El individuo se pone alegre o triste, enojado o temeroso, siente amor u odio, de acuerdo a la forma en que les afecten los fenómenos de la realidad que le rodean; es decir, dependiendo de la manera de que el medio físico y social se relacionan con sus necesidades y deseo.
Todo radica en el sentido de comprensión e interés de desactivar lo que nos afecta en cada caso. Así, se siente un gran alivio cuando logramos escapar de cualquier pre-ocupación.
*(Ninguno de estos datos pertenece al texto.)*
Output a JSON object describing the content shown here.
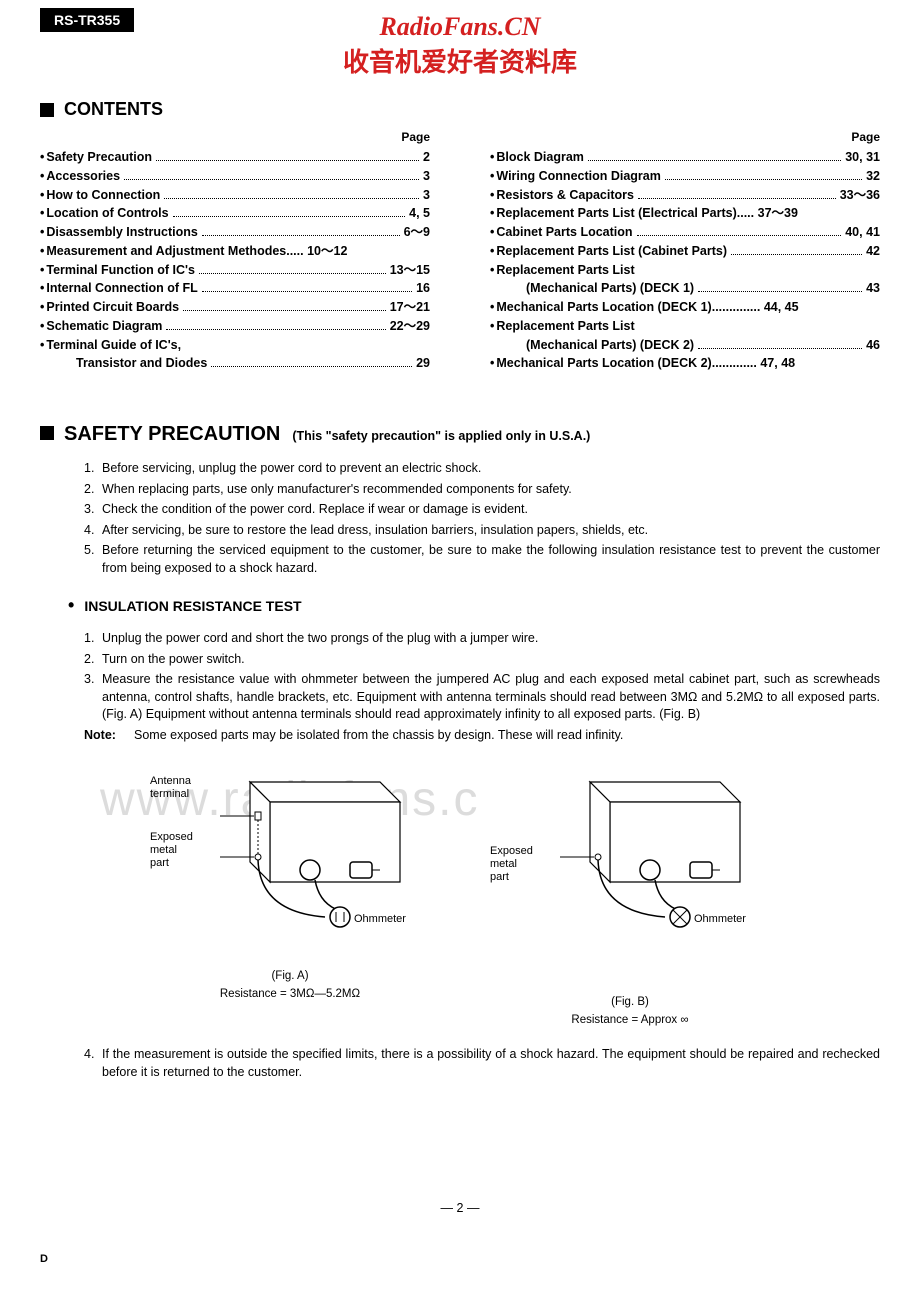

Literalmente la palabra pre-ocupación, significa antes de la ocupación, esto es lo que hacemos antes de hacer algo para resolver una situación.
Las preocupaciones son un síntoma de las personas atormentadas por la angustia y sólo se pueden experimentar ahora con respecto a algo que está en el futuro y sobre lo que no se tiene control. El futuro es impredecible, pero, hasta cierto punto, porque una persona con absoluto control de su presente y conocimiento realista de su pasado puede perfectamente planificar su futuro con seguridad de que podrá resolver los imprevistos.
La preocupación es pensar en el futuro con ansiedad y confusión. Como todo pensamiento neurótico, también genera síntomas psicosomáticos, como son: alta presión sanguínea, tartamudez, trastornos gastrointestinales, anorexia, obesidad, inseguridad, desconfianza, depresión, desesperación.
Preocuparse es, perder el tiempo, en fin, si me hubiera preocupado por algunas de estas posibilidades del futuro, no habría escrito nada, limitándome a una existencia improductiva.
El ahora, es lo único que hay y lo único que habrá siempre.